If its not a Hyper-V issue, what cause a core to run at 100% ? The issue appaer for me on opnsense weekly mostly, sometimes under 12h, sometimes nothing for 15 days. It seem to be linked with high load on HAProxy, because my opnsense router just serve as a HAProxy host.

Bismarck

@maitops Running pfSense 2.7.2 (FBSD 14) with HAProxy as the only VM. Load wasn't high during the events, even occurring once at 3 AM with zero HAProxy load. The issue may not be HAProxy itself, but a kernel resource over time exhaustion?

I also have another router configured as a CARP secondary with the same configuration. If the primary goes down, the secondary experiences the same issue.

I found this sentence very interesting. Why is that? Maybe that's a starting point?

maitops

@Bismarck I will provide more context.

I made a cron script that detect if the hvevent issue is triggering and force the router to enter in a CARP maintenance mode.

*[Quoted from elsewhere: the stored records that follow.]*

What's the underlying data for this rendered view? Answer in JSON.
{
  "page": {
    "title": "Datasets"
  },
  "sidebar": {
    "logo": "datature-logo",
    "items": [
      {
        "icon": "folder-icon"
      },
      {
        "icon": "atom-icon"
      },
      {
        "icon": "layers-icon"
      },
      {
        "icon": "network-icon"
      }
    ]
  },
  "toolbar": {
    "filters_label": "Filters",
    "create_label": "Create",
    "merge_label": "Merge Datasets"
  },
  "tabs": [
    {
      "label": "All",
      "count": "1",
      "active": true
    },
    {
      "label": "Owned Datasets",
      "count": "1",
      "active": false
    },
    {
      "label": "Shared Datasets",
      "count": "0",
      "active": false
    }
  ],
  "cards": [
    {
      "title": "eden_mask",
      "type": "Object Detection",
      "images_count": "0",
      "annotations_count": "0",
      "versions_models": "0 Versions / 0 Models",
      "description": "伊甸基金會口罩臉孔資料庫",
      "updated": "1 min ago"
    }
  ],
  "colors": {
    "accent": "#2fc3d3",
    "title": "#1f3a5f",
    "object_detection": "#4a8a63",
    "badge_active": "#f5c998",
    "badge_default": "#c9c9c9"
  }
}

So the secondary is suppose to take the lead when the hvevent occurs. Once the cron worked at 3am, at 6am the second router triggered the hvevent issue too. So the 2nd router probably didn't had an exhaustion over time, it didn't took a lot of traffic during 3h in the night.

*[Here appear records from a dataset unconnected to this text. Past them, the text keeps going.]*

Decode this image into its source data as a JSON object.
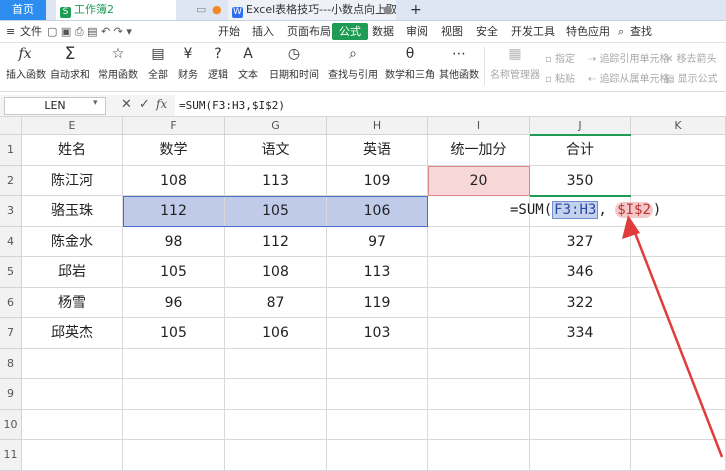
{
  "tabs": {
    "home": "首页",
    "workbook": "工作簿2",
    "doc": "Excel表格技巧---小数点向上取整",
    "add": "+"
  },
  "menu": {
    "file": "文件",
    "items": [
      "开始",
      "插入",
      "页面布局",
      "公式",
      "数据",
      "审阅",
      "视图",
      "安全",
      "开发工具",
      "特色应用"
    ],
    "search": "查找"
  },
  "ribbon": {
    "buttons": [
      {
        "label": "插入函数",
        "icon": "fx-icon",
        "glyph": "fx"
      },
      {
        "label": "自动求和",
        "icon": "sum-icon",
        "glyph": "Σ"
      },
      {
        "label": "常用函数",
        "icon": "star-function-icon",
        "glyph": "☆"
      },
      {
        "label": "全部",
        "icon": "all-functions-icon",
        "glyph": "▤"
      },
      {
        "label": "财务",
        "icon": "finance-icon",
        "glyph": "¥"
      },
      {
        "label": "逻辑",
        "icon": "logic-icon",
        "glyph": "?"
      },
      {
        "label": "文本",
        "icon": "text-icon",
        "glyph": "A"
      },
      {
        "label": "日期和时间",
        "icon": "clock-icon",
        "glyph": "◷"
      },
      {
        "label": "查找与引用",
        "icon": "lookup-icon",
        "glyph": "⌕"
      },
      {
        "label": "数学和三角",
        "icon": "math-icon",
        "glyph": "θ"
      },
      {
        "label": "其他函数",
        "icon": "more-functions-icon",
        "glyph": "⋯"
      }
    ],
    "disabled": [
      {
        "label": "名称管理器",
        "icon": "name-manager-icon",
        "glyph": "▦"
      },
      {
        "label": "指定",
        "icon": "assign-icon"
      },
      {
        "label": "粘贴",
        "icon": "paste-icon"
      },
      {
        "label": "追踪引用单元格",
        "icon": "trace-precedents-icon"
      },
      {
        "label": "追踪从属单元格",
        "icon": "trace-dependents-icon"
      },
      {
        "label": "移去箭头",
        "icon": "remove-arrows-icon"
      },
      {
        "label": "显示公式",
        "icon": "show-formula-icon"
      }
    ]
  },
  "formula_bar": {
    "name_box": "LEN",
    "cancel": "✕",
    "confirm": "✓",
    "fx": "fx",
    "formula": "=SUM(F3:H3,$I$2)"
  },
  "columns": [
    "E",
    "F",
    "G",
    "H",
    "I",
    "J",
    "K"
  ],
  "rows": [
    "1",
    "2",
    "3",
    "4",
    "5",
    "6",
    "7",
    "8",
    "9",
    "10",
    "11"
  ],
  "table": {
    "headers": [
      "姓名",
      "数学",
      "语文",
      "英语",
      "统一加分",
      "合计"
    ],
    "data": [
      [
        "陈江河",
        "108",
        "113",
        "109",
        "20",
        "350"
      ],
      [
        "骆玉珠",
        "112",
        "105",
        "106",
        "",
        ""
      ],
      [
        "陈金水",
        "98",
        "112",
        "97",
        "",
        "327"
      ],
      [
        "邱岩",
        "105",
        "108",
        "113",
        "",
        "346"
      ],
      [
        "杨雪",
        "96",
        "87",
        "119",
        "",
        "322"
      ],
      [
        "邱英杰",
        "105",
        "106",
        "103",
        "",
        "334"
      ]
    ]
  },
  "editing": {
    "prefix": "=SUM(",
    "ref1": "F3:H3",
    "comma": ",",
    "ref2": "$I$2",
    "suffix": ")"
  },
  "colors": {
    "accent": "#1e9c54",
    "selection": "#bfcbe9",
    "highlight": "#f7d7d7",
    "arrow": "#e03c3c"
  }
}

Btw the CARP maintenance mode can fail to release some VIP when the hvevent issue occurs. I trigger the CARP Maintenance mode with the web API of the OpnSense (probably work the same on Pfsense).

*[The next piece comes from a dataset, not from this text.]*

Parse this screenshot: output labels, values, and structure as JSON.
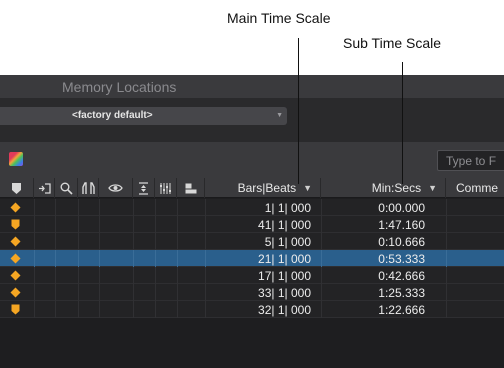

The VMs are not run on the same host, but all hosts are hyper-v windows server 2022 on AMD EPYC Genoa CPU.

Bismarck

@maitops Thanks for the detailed explanation.

No hvevent storm here for 6 days and 23.5 hours since my last update, but it probably needs at least 20 and more days to be significant.

Theory: Server 2022 Hyper-V power management, network driver changes may be incompatible with some FreeBSD kernel components, causing issues under certain conditions. Windows and Debian guests in Hyper-V Manager display more detailed information (e.g., RAM usage) than FreeBSD 14 guests. Interesting that the MS Hyper-V FreeBSD Guest compability list only goes to 13 and 2019, where pfSense runs just fine.

jacolex

Hello, I'm struggling with simmilar case. pfSense with 6 interfaces, hosts suddenly lost connection from/to pfsense gateway, which means distruption of web services. It happens once a month, but last week it happened 3 times. Only restart can help. Today I swiched to UFS. If it not resolves the issue, I'll try with disabling pfblocker for achieve minimal resources consuming. I wonder whether pfsense 2.8.0 on FreeBSD 15 would be more stable or worse.

maitops

@Bismarck Hi,

The system is still running fine ?

Bismarck

@maitops

Yes, no problems so far.

jacolex

@maitops yes, since 10 days. I also disabled hn ALTQ support (no clue if it's necessary). Observing kernel hvevents, no issues. But I have to wait 2-3 months to say, that it's stable.

jacolex

@maitops unfortunately, today morning we encountered network outages and the firewall needs to be restarted.

stephenw10

@Bismarck said in pfSense 2.7.2 in Hyper-V freezing with no crash report after reboot:

No hvevent storm here for 6 days and 23.5 hours since my last update,

So this was setting the power management to 'high power' in Hyper-V? Which presumably disables throttling down the VM in some way.

Bismarck

@stephenw10

Yes, or just disabling the power management/green feature of the Nic should be enough, this is how it is right now on my Hyper-V host. There was a message (no error) in the Windows event logs about switching states or so, while the hvevent storm.

maitops

This post is deleted!

Bismarck

Quick update:

Had to reboot once because auf updates, but since than rock solid no incidence. Enabled all extra IP-Lists and Suricata and so again.

@maitops Just disable all energy saving features of the nic or select high performance power profile in windows for a test.

It must be the power state switching or the system tunables I did im my last update post.